Essen. . Busse und Bahnen sind im Schnitt mit 25 Prozent ausgelastet - in anderen Städten ist es weniger. Wären Haltestellen länger, wäre die Effizienz höher.
Die wegen der Finanzkrise in Bedrängnis geratene Stadttochter Evag steht im Städtevergleich deutlich besser da als hier und da angenommen wurde.

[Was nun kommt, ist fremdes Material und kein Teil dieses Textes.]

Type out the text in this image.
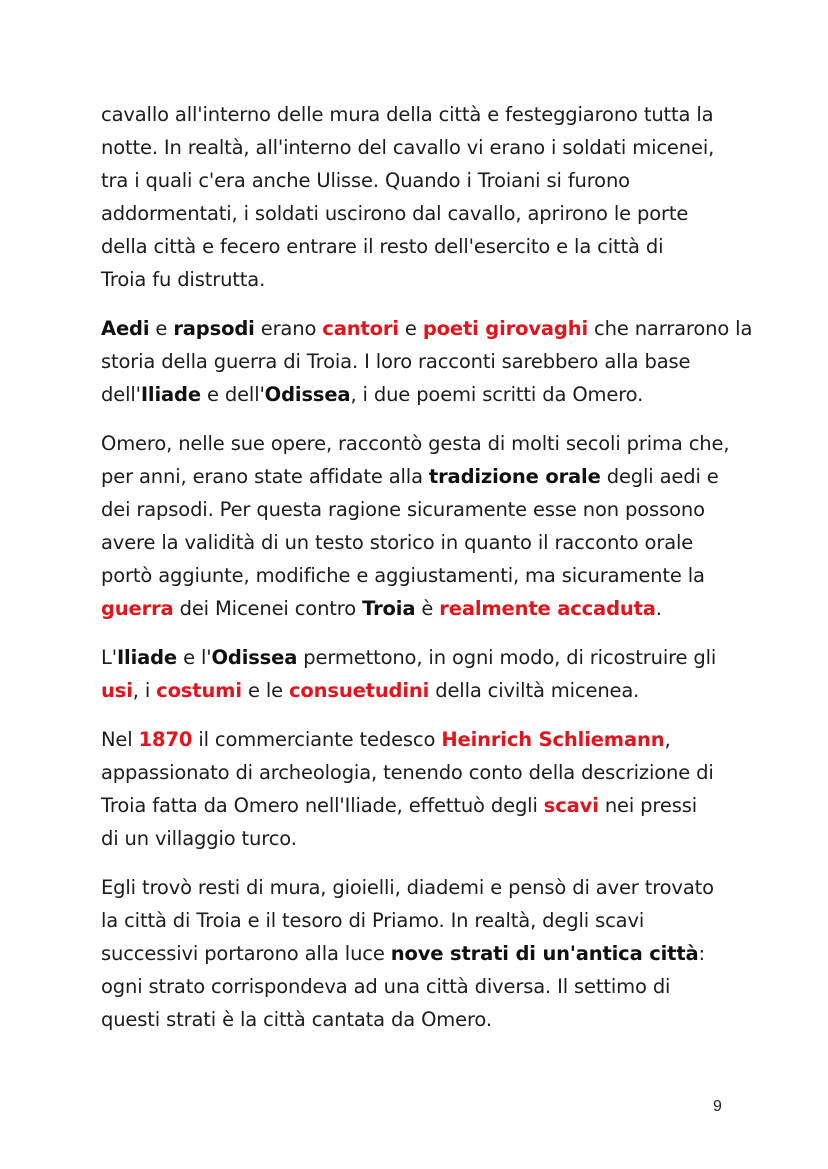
cavallo all'interno delle mura della città e festeggiarono tutta la
notte. In realtà, all'interno del cavallo vi erano i soldati micenei,
tra i quali c'era anche Ulisse. Quando i Troiani si furono
addormentati, i soldati uscirono dal cavallo, aprirono le porte
della città e fecero entrare il resto dell'esercito e la città di
Troia fu distrutta.

Aedi e rapsodi erano cantori e poeti girovaghi che narrarono la
storia della guerra di Troia. I loro racconti sarebbero alla base
dell'Iliade e dell'Odissea, i due poemi scritti da Omero.

Omero, nelle sue opere, raccontò gesta di molti secoli prima che,
per anni, erano state affidate alla tradizione orale degli aedi e
dei rapsodi. Per questa ragione sicuramente esse non possono
avere la validità di un testo storico in quanto il racconto orale
portò aggiunte, modifiche e aggiustamenti, ma sicuramente la
guerra dei Micenei contro Troia è realmente accaduta.

L'Iliade e l'Odissea permettono, in ogni modo, di ricostruire gli
usi, i costumi e le consuetudini della civiltà micenea.

Nel 1870 il commerciante tedesco Heinrich Schliemann,
appassionato di archeologia, tenendo conto della descrizione di
Troia fatta da Omero nell'Iliade, effettuò degli scavi nei pressi
di un villaggio turco.

Egli trovò resti di mura, gioielli, diademi e pensò di aver trovato
la città di Troia e il tesoro di Priamo. In realtà, degli scavi
successivi portarono alla luce nove strati di un'antica città:
ogni strato corrispondeva ad una città diversa. Il settimo di
questi strati è la città cantata da Omero.

9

Die Busse und Bahnen der Essener Verkehrsgesellschaft sind nach einer neuesten Studie weitaus stärker ausgelastet als in vergleichbaren Verkehrsunternehmen.
In einer aktuellen, nicht öffentlichen Untersuchung des Kasseler Beratungsbüros NahverkehrsConsult wurden im Auftrag der Stadt für die Fortschreibung des Nahverkehrsplanes vergleichbare Kenndaten zum Nahverkehrsangebot in 17 deutschen Großstädten (über 250.000 Einwohner) von Bremen bis München und von Dresden bis Köln in einem Block zusammengefasst und mit der Essener Evag verglichen.
Platzkapazität in Essen weit unter dem Durchschnitt
Danach ergibt sich aus dem Verhältnis zwischen den beförderten Fahrgästen und der Platzkapazität pro Kilometer bei der Evag eine Auslastung von knapp 25 Prozent. Das klingt für den Laien erstmal wenig, gilt aber bei Verkehrsunternehmen als ausgesprochen guter Wert. Die verglichenen Verkehrsunternehmen kommen im Schnitt auf unter 18 Prozent.
Dass in Essen die verfügbare Platzkapazität in Bahn und Bus pro Fahrt mit etwa 125 Plätzen weit unter dem Durchschnitt (knapp 170 Plätze) liegt, hat hier einen besonderen Grund: Die Straßenbahnen aller sieben Linien können nicht – etwa wie in Köln – im Doppeltrakt fahren, weil dafür die Haltestellen zu kurz sind.
Evag muss Stadtrand mitversorgen
Auch lässt sich die Zahl der Fahrgäste pro Linie nicht ohne weiteres steigern. Die Evag muss die dünn besiedelten Wohnviertel am Stadtrand mitversorgen: Startet etwa ein Bus in der City voll besetzt, steigen an der Endhaltestelle möglicherweise nur noch ganz wenige Fahrgäste aus.
Mit den Schlussfolgerungen aus dem Benchmarking-Vergleich werden sich die Ratsfaktionen Ende Januar auseinandersetzen, wenn ihnen die Ergebnisse im Detail präsentiert werden. Dabei wird auch dieses Problem deutlich: Wenn Taktzeiten aus Kostengründen verlängert werden, steigt das Risiko, dass Fahrgäste nicht mehr mitgenommen werden, weil sonst Bahnen und Busse überfüllt wären.
Längere Züge wären eine Lösung
Eine Lösung wären längere Züge. Die würden Personalkosten sparen, weil weniger Fahrer mehr Kunden befördern. Aber Straßenbahnen können im Doppeltrakt erst dann eingesetzt werden, wenn die Bahnsteige an den Haltestellen verlängert werden. Das kostet viele Millionen Euro und etliche Jahre Bauzeit.
Auch interessant: Die Evag zupft hinsichtlich der benötigten städtischen Zuschüsse nicht viel stärker am Rockzipfel der Stadt als andere Verkehrsunternehmen. Die Evag gibt aktuell ihren Kostendeckungsgrad mit 74,3 Prozent an. Würde man die rund jährlich 17 Millionen Euro Infrastruktur-Kosten für die Tunnelstrecke aus der Bilanz herausnehmen, die die Evag nur deshalb zahlen muss, weil die Stadt die Tunnelanlagen (bis auf die Nordstrecke) ihrer Tochter überlassen hatte, würde der Essener Verkehrsbetrieb sogar auf eine Kostendeckung von 77,3 Prozent kommen und läge damit um 0,3 Prozent besser als der Durchschnitt der bundesweit im Verband Deutscher Verkehrsunternehmen (VDV) organisierten Nahverkehrsbetriebe.